Machine Learning-Based Forecasting of Agricultural Commodity Prices Using Ensemble Models

Price Prediction Random Forest Linear Regression XGBoost Food Commodities

Authors

Downloads

This study aims to forecast the prices of key food commodities including garlic, shallots, cayenne pepper, and red chili in Kota Singkawang using three machine learning models: Linear Regression, Random Forest, and XGBoost. The dataset, sourced from BPS Kota Singkawang for the 2016–2023 period, underwent preprocessing to address missing values and outliers, followed by correlation-based feature selection. Model training involved grid search and cross-validation to ensure robust performance evaluation. The findings indicate that XGBoost consistently outperforms the other models, achieving the highest R² values (up to 0.82) and the lowest MAPE (5–10%), demonstrating its ability to capture complex nonlinear relationships and account for external factors such as inflation and seasonality.
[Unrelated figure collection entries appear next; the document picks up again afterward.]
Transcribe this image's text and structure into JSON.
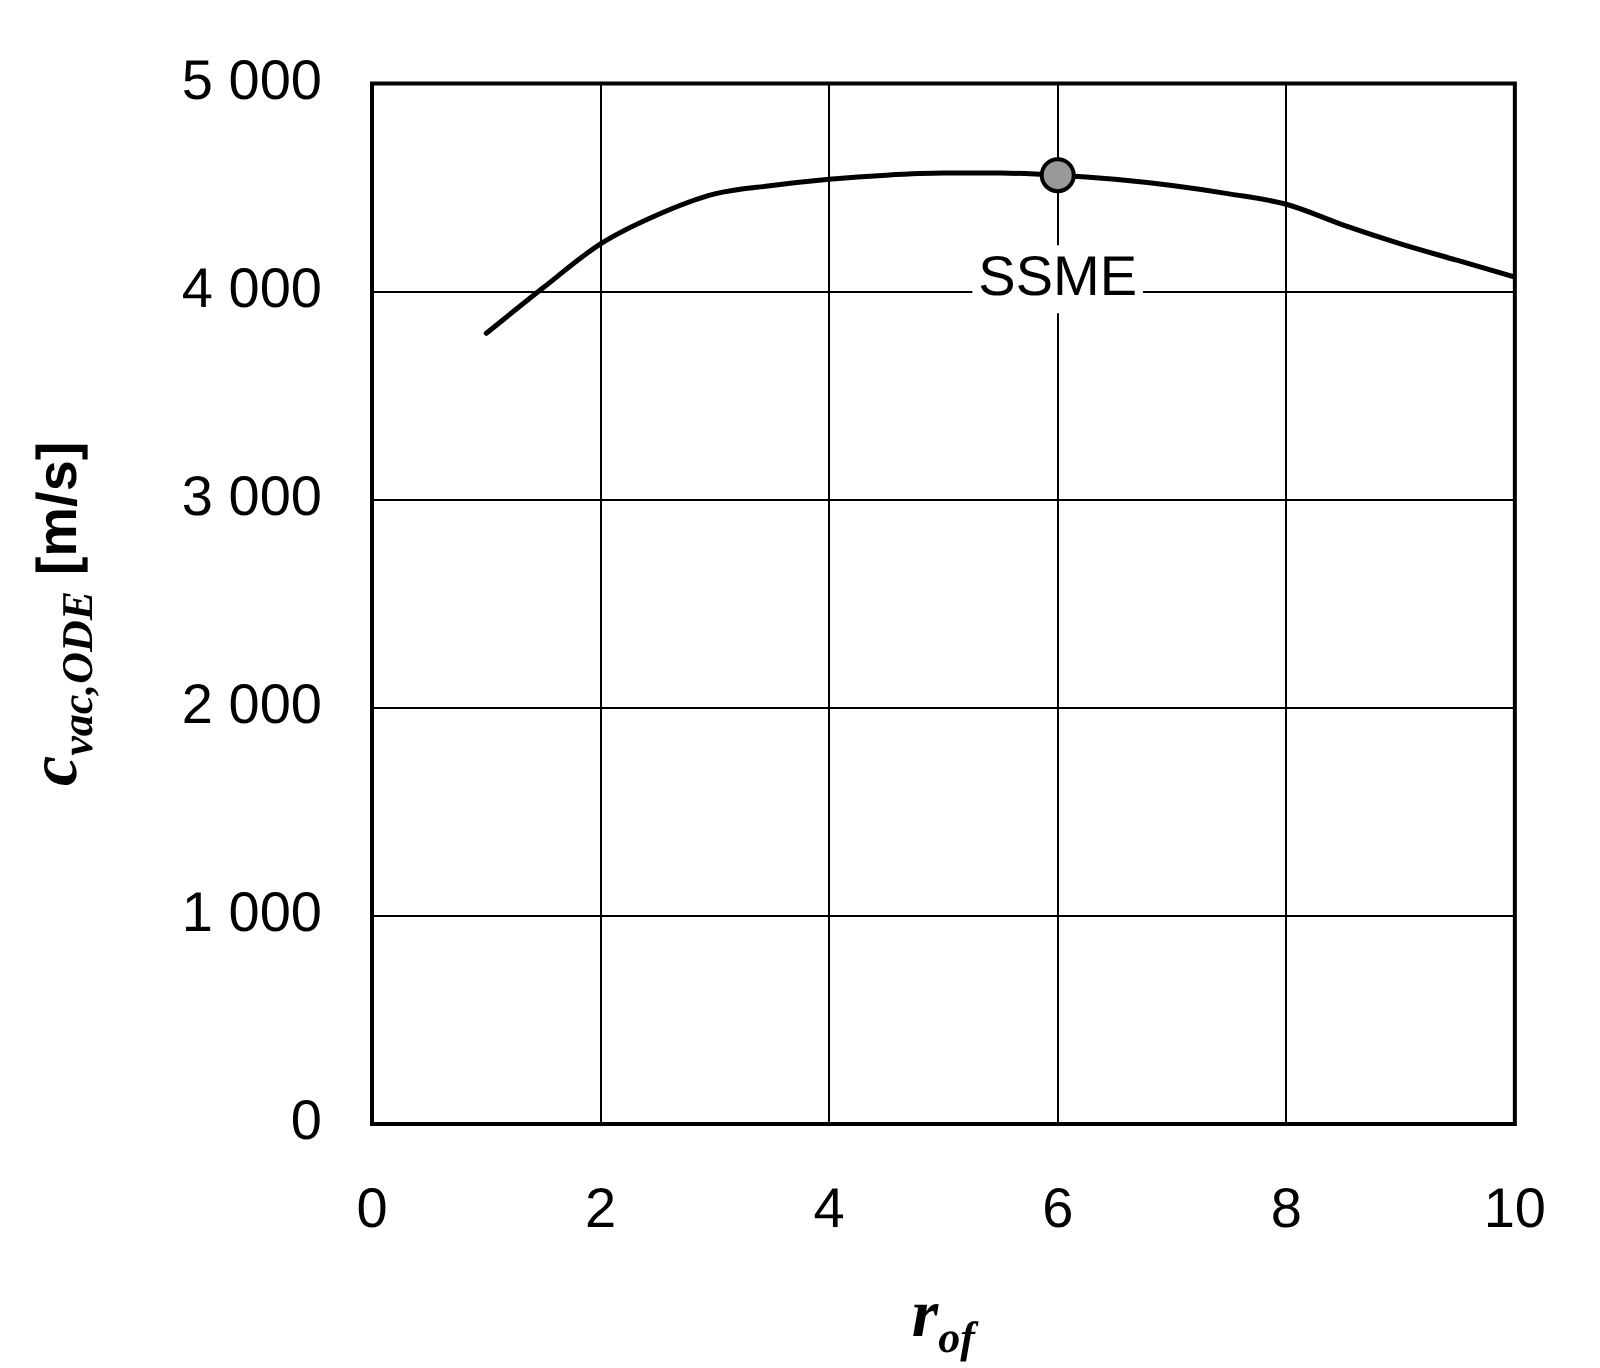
{
  "chart_data": {
    "type": "line",
    "xlabel": "r$_{of}$",
    "ylabel": "c$_{vac,ODE}$ [m/s]",
    "xlim": [
      0,
      10
    ],
    "xticks": [
      0,
      2,
      4,
      6,
      8,
      10
    ],
    "ylim": [
      0,
      5000
    ],
    "yticks": [
      0,
      {
        "value": 1000,
        "label": "1 000"
      },
      {
        "value": 2000,
        "label": "2 000"
      },
      {
        "value": 3000,
        "label": "3 000"
      },
      {
        "value": 4000,
        "label": "4 000"
      },
      {
        "value": 5000,
        "label": "5 000"
      }
    ],
    "grid": true,
    "series": [
      {
        "color": "#000000",
        "marker": "none",
        "x": [
          1,
          1.5,
          2,
          2.5,
          3,
          3.5,
          4,
          4.5,
          5,
          5.5,
          6,
          6.5,
          7,
          7.5,
          8,
          8.5,
          9,
          9.5,
          10
        ],
        "values": [
          3800,
          4020,
          4230,
          4370,
          4470,
          4510,
          4540,
          4560,
          4570,
          4570,
          4560,
          4540,
          4510,
          4470,
          4420,
          4320,
          4230,
          4150,
          4070
        ]
      },
      {
        "type": "scatter",
        "color": "#999999",
        "marker": "circle",
        "x": [
          6
        ],
        "values": [
          4560
        ]
      }
    ],
    "annotations": [
      {
        "text": "SSME",
        "x": 6,
        "y": 4560
      }
    ]
  }
}
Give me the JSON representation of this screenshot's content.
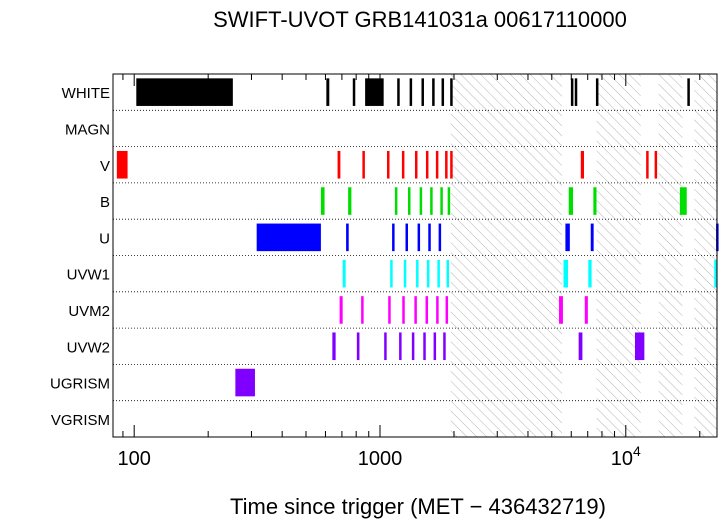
{
  "chart_data": {
    "type": "timeline",
    "title": "SWIFT-UVOT GRB141031a 00617110000",
    "xlabel": "Time since trigger (MET − 436432719)",
    "ylabel": "",
    "xscale": "log",
    "xlim": [
      82,
      23500
    ],
    "x_ticks": [
      {
        "value": 100,
        "label": "100"
      },
      {
        "value": 1000,
        "label": "1000"
      },
      {
        "value": 10000,
        "label": "10",
        "exponent": "4"
      }
    ],
    "grid": "dotted horizontal row separators",
    "filters": [
      "WHITE",
      "MAGN",
      "V",
      "B",
      "U",
      "UVW1",
      "UVM2",
      "UVW2",
      "UGRISM",
      "VGRISM"
    ],
    "colors": {
      "WHITE": "#000000",
      "MAGN": "#000000",
      "V": "#ff0000",
      "B": "#00dd00",
      "U": "#0000ff",
      "UVW1": "#00ffff",
      "UVM2": "#ff00ff",
      "UVW2": "#8000ff",
      "UGRISM": "#8000ff",
      "VGRISM": "#8000ff",
      "hatch": "#b0b0b0"
    },
    "hatched_intervals": [
      [
        1940,
        5500
      ],
      [
        7600,
        11500
      ],
      [
        13600,
        17000
      ],
      [
        19000,
        23500
      ]
    ],
    "exposures": {
      "WHITE": [
        [
          102,
          252
        ],
        [
          605,
          622
        ],
        [
          775,
          790
        ],
        [
          870,
          1035
        ],
        [
          1175,
          1190
        ],
        [
          1320,
          1335
        ],
        [
          1475,
          1488
        ],
        [
          1630,
          1643
        ],
        [
          1780,
          1793
        ],
        [
          1930,
          1945
        ],
        [
          5980,
          6000
        ],
        [
          6200,
          6330
        ],
        [
          7560,
          7580
        ],
        [
          17800,
          17900
        ]
      ],
      "MAGN": [],
      "V": [
        [
          85,
          94
        ],
        [
          672,
          690
        ],
        [
          848,
          868
        ],
        [
          1068,
          1083
        ],
        [
          1228,
          1248
        ],
        [
          1388,
          1403
        ],
        [
          1538,
          1553
        ],
        [
          1688,
          1703
        ],
        [
          1840,
          1855
        ],
        [
          1930,
          1942
        ],
        [
          6560,
          6760
        ],
        [
          12100,
          12300
        ],
        [
          13100,
          13330
        ]
      ],
      "B": [
        [
          575,
          595
        ],
        [
          742,
          765
        ],
        [
          1150,
          1168
        ],
        [
          1300,
          1318
        ],
        [
          1450,
          1468
        ],
        [
          1600,
          1618
        ],
        [
          1760,
          1778
        ],
        [
          1885,
          1900
        ],
        [
          5860,
          6100
        ],
        [
          7380,
          7600
        ],
        [
          16600,
          17700
        ]
      ],
      "U": [
        [
          315,
          575
        ],
        [
          728,
          746
        ],
        [
          1120,
          1135
        ],
        [
          1270,
          1288
        ],
        [
          1422,
          1440
        ],
        [
          1572,
          1590
        ],
        [
          1732,
          1750
        ],
        [
          5680,
          5920
        ],
        [
          7200,
          7400
        ],
        [
          23300,
          23500
        ]
      ],
      "UVW1": [
        [
          705,
          725
        ],
        [
          1100,
          1118
        ],
        [
          1250,
          1268
        ],
        [
          1402,
          1420
        ],
        [
          1552,
          1570
        ],
        [
          1712,
          1730
        ],
        [
          1865,
          1880
        ],
        [
          5580,
          5820
        ],
        [
          7040,
          7260
        ],
        [
          22900,
          23500
        ]
      ],
      "UVM2": [
        [
          685,
          705
        ],
        [
          838,
          858
        ],
        [
          1080,
          1100
        ],
        [
          1232,
          1250
        ],
        [
          1380,
          1402
        ],
        [
          1532,
          1552
        ],
        [
          1692,
          1712
        ],
        [
          1848,
          1868
        ],
        [
          5350,
          5550
        ],
        [
          6810,
          7010
        ]
      ],
      "UVW2": [
        [
          640,
          660
        ],
        [
          805,
          825
        ],
        [
          1040,
          1060
        ],
        [
          1196,
          1214
        ],
        [
          1348,
          1366
        ],
        [
          1500,
          1518
        ],
        [
          1652,
          1670
        ],
        [
          1808,
          1826
        ],
        [
          6430,
          6660
        ],
        [
          10900,
          11900
        ]
      ],
      "UGRISM": [
        [
          258,
          310
        ]
      ],
      "VGRISM": []
    }
  }
}
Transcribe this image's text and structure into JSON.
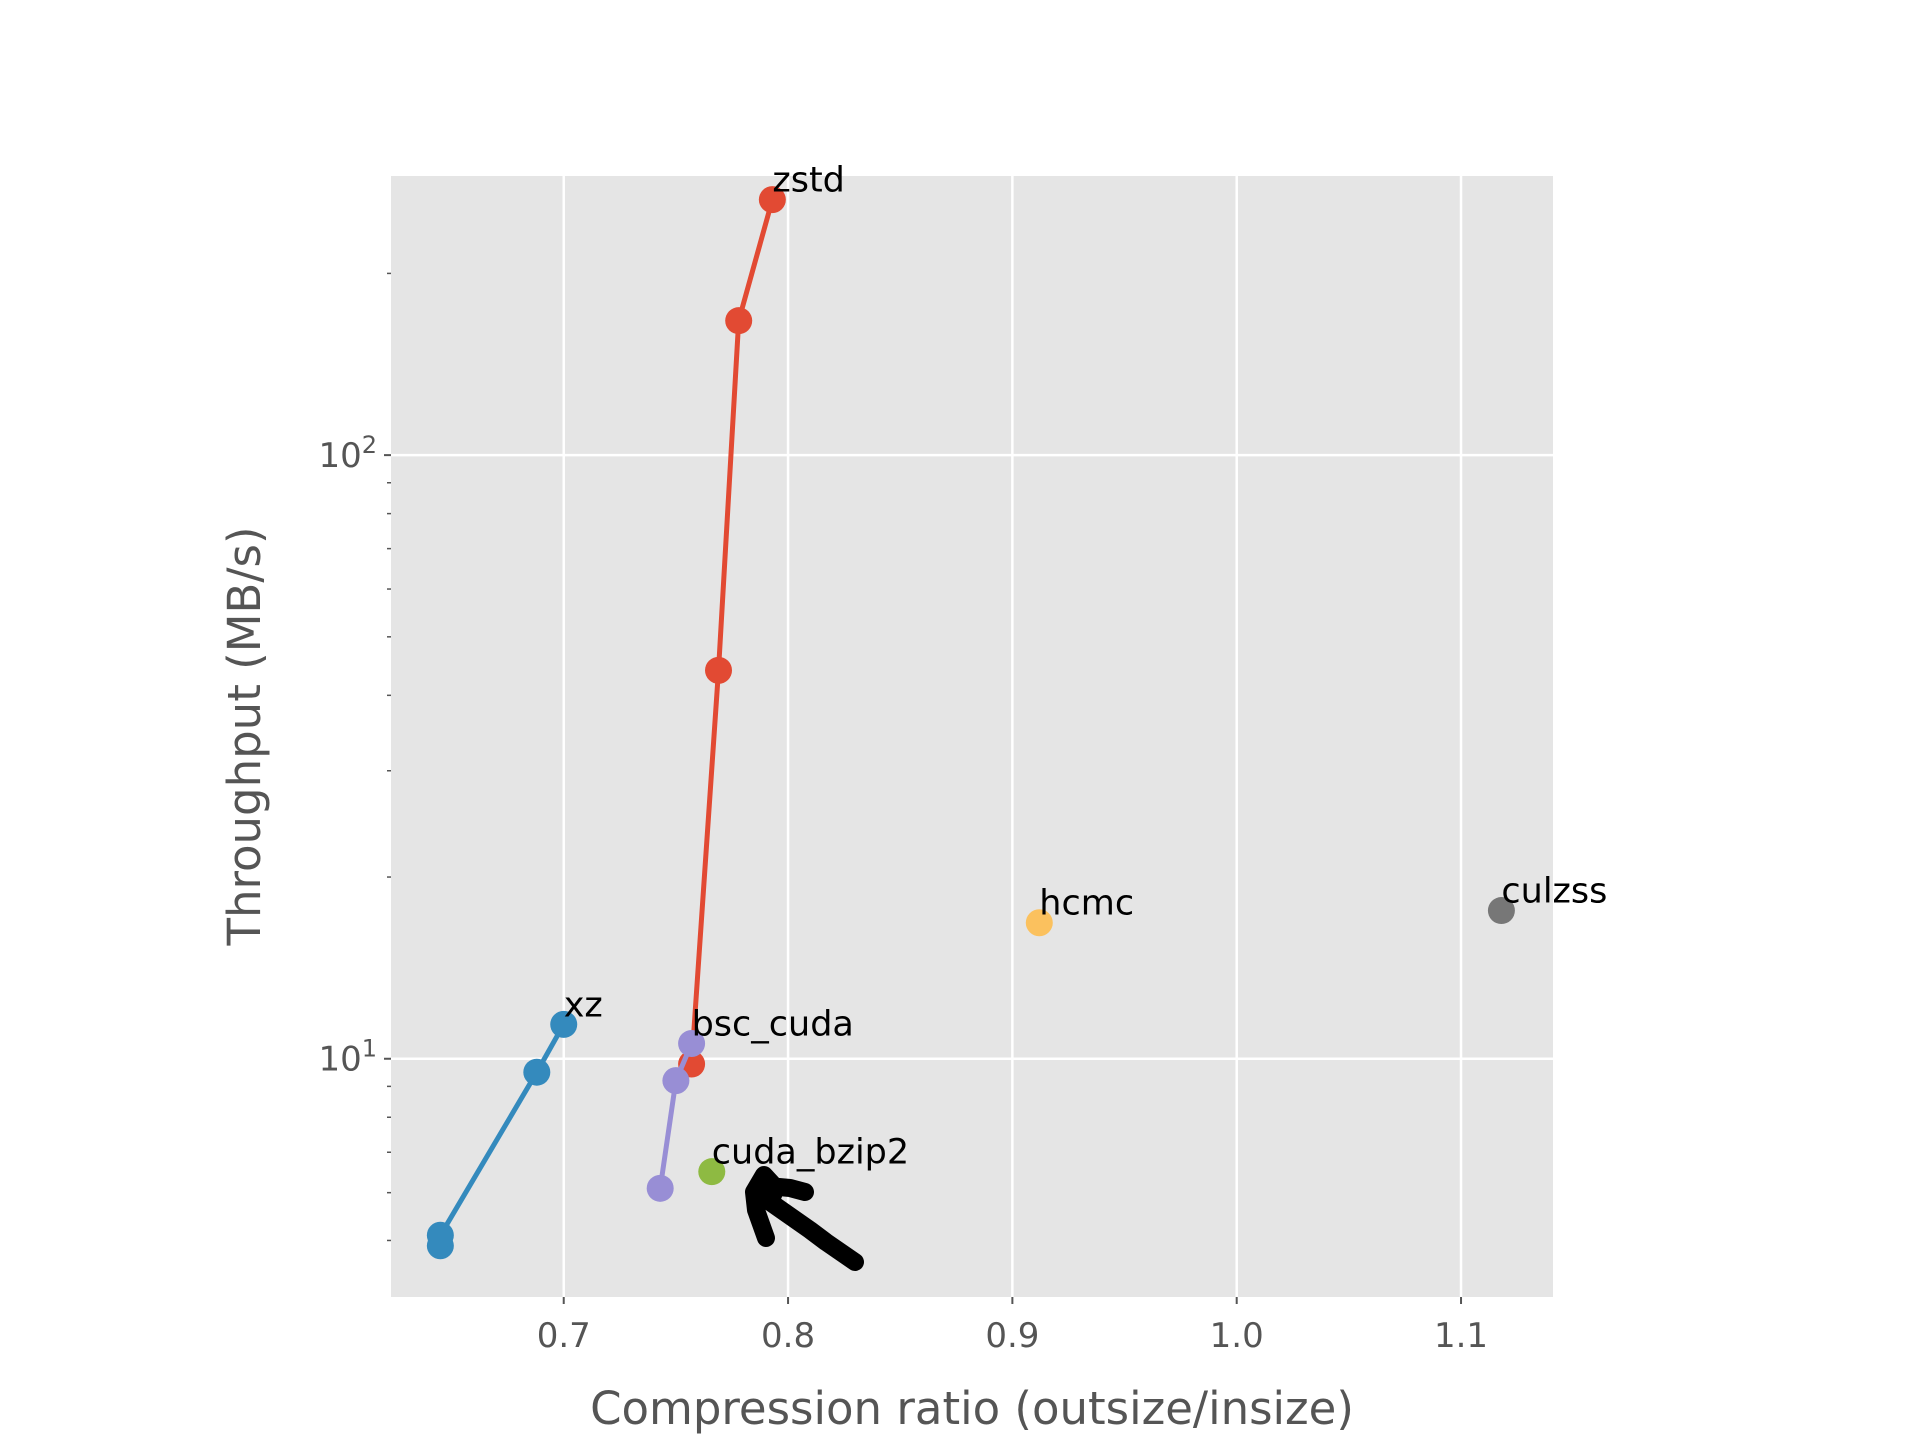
{
  "chart_data": {
    "type": "scatter",
    "title": "",
    "xlabel": "Compression ratio (outsize/insize)",
    "ylabel": "Throughput (MB/s)",
    "xlim": [
      0.623,
      1.141
    ],
    "ylim": [
      4.03,
      290
    ],
    "yscale": "log",
    "grid": true,
    "x_ticks": [
      {
        "value": 0.7,
        "label": "0.7"
      },
      {
        "value": 0.8,
        "label": "0.8"
      },
      {
        "value": 0.9,
        "label": "0.9"
      },
      {
        "value": 1.0,
        "label": "1.0"
      },
      {
        "value": 1.1,
        "label": "1.1"
      }
    ],
    "y_major_ticks": [
      {
        "value": 10,
        "base": "10",
        "exp": "1"
      },
      {
        "value": 100,
        "base": "10",
        "exp": "2"
      }
    ],
    "series": [
      {
        "name": "xz",
        "color": "#348ABD",
        "connect": true,
        "points": [
          [
            0.645,
            4.9
          ],
          [
            0.645,
            5.1
          ],
          [
            0.688,
            9.5
          ],
          [
            0.7,
            11.4
          ]
        ]
      },
      {
        "name": "zstd",
        "color": "#E24A33",
        "connect": true,
        "points": [
          [
            0.757,
            9.8
          ],
          [
            0.769,
            44
          ],
          [
            0.778,
            167
          ],
          [
            0.793,
            265
          ]
        ]
      },
      {
        "name": "bsc_cuda",
        "color": "#988ED5",
        "connect": true,
        "points": [
          [
            0.743,
            6.1
          ],
          [
            0.75,
            9.2
          ],
          [
            0.757,
            10.6
          ]
        ]
      },
      {
        "name": "cuda_bzip2",
        "color": "#8EBA42",
        "connect": false,
        "points": [
          [
            0.766,
            6.5
          ]
        ]
      },
      {
        "name": "hcmc",
        "color": "#FBC15E",
        "connect": false,
        "points": [
          [
            0.912,
            16.8
          ]
        ]
      },
      {
        "name": "culzss",
        "color": "#777777",
        "connect": false,
        "points": [
          [
            1.118,
            17.6
          ]
        ]
      }
    ],
    "annotations": [
      {
        "text": "xz",
        "x": 0.7,
        "y": 11.4
      },
      {
        "text": "zstd",
        "x": 0.793,
        "y": 265
      },
      {
        "text": "bsc_cuda",
        "x": 0.757,
        "y": 10.6
      },
      {
        "text": "cuda_bzip2",
        "x": 0.766,
        "y": 6.5
      },
      {
        "text": "hcmc",
        "x": 0.912,
        "y": 16.8
      },
      {
        "text": "culzss",
        "x": 1.118,
        "y": 17.6
      }
    ]
  }
}
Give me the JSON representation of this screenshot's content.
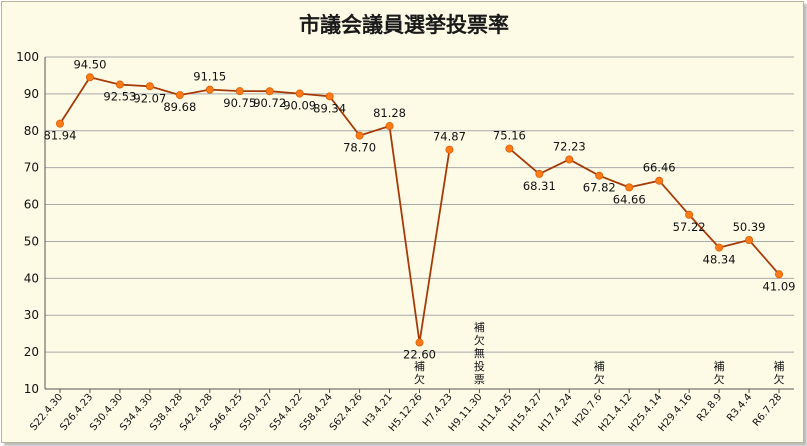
{
  "chart_data": {
    "type": "line",
    "title": "市議会議員選挙投票率",
    "xlabel": "",
    "ylabel": "",
    "ylim": [
      10,
      100
    ],
    "yticks": [
      10,
      20,
      30,
      40,
      50,
      60,
      70,
      80,
      90,
      100
    ],
    "grid": true,
    "legend": "none",
    "series_color": "#a63b08",
    "marker_color": "#ff7a18",
    "background": "#fdfbe6",
    "categories": [
      "S22.4.30",
      "S26.4.23",
      "S30.4.30",
      "S34.4.30",
      "S38.4.28",
      "S42.4.28",
      "S46.4.25",
      "S50.4.27",
      "S54.4.22",
      "S58.4.24",
      "S62.4.26",
      "H3.4.21",
      "H5.12.26",
      "H7.4.23",
      "H9.11.30",
      "H11.4.25",
      "H15.4.27",
      "H17.4.24",
      "H20.7.6",
      "H21.4.12",
      "H25.4.14",
      "H29.4.16",
      "R2.8.9",
      "R3.4.4",
      "R6.7.28"
    ],
    "series": [
      {
        "values": [
          81.94,
          94.5,
          92.53,
          92.07,
          89.68,
          91.15,
          90.75,
          90.72,
          90.09,
          89.34,
          78.7,
          81.28,
          22.6,
          74.87,
          null,
          75.16,
          68.31,
          72.23,
          67.82,
          64.66,
          66.46,
          57.22,
          48.34,
          50.39,
          41.09
        ],
        "labels": [
          "81.94",
          "94.50",
          "92.53",
          "92.07",
          "89.68",
          "91.15",
          "90.75",
          "90.72",
          "90.09",
          "89.34",
          "78.70",
          "81.28",
          "22.60",
          "74.87",
          "",
          "75.16",
          "68.31",
          "72.23",
          "67.82",
          "64.66",
          "66.46",
          "57.22",
          "48.34",
          "50.39",
          "41.09"
        ]
      }
    ],
    "annotations": [
      {
        "category": "H5.12.26",
        "text": "補欠"
      },
      {
        "category": "H9.11.30",
        "text": "補欠無投票"
      },
      {
        "category": "H20.7.6",
        "text": "補欠"
      },
      {
        "category": "R2.8.9",
        "text": "補欠"
      },
      {
        "category": "R6.7.28",
        "text": "補欠"
      }
    ]
  }
}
Random Forest ranked second in predictive accuracy, especially for garlic, while Linear Regression was less effective for volatile commodities. Notably, features such as rainfall intensity and national holidays were found to significantly influence price movements. The novelty of this research lies in its localized approach to price forecasting using ensemble models combined with macroeconomic and climatic variables. The results offer a practical tool for local policymakers to anticipate price volatility and design evidence-based interventions to enhance food security and price stability at the regional level.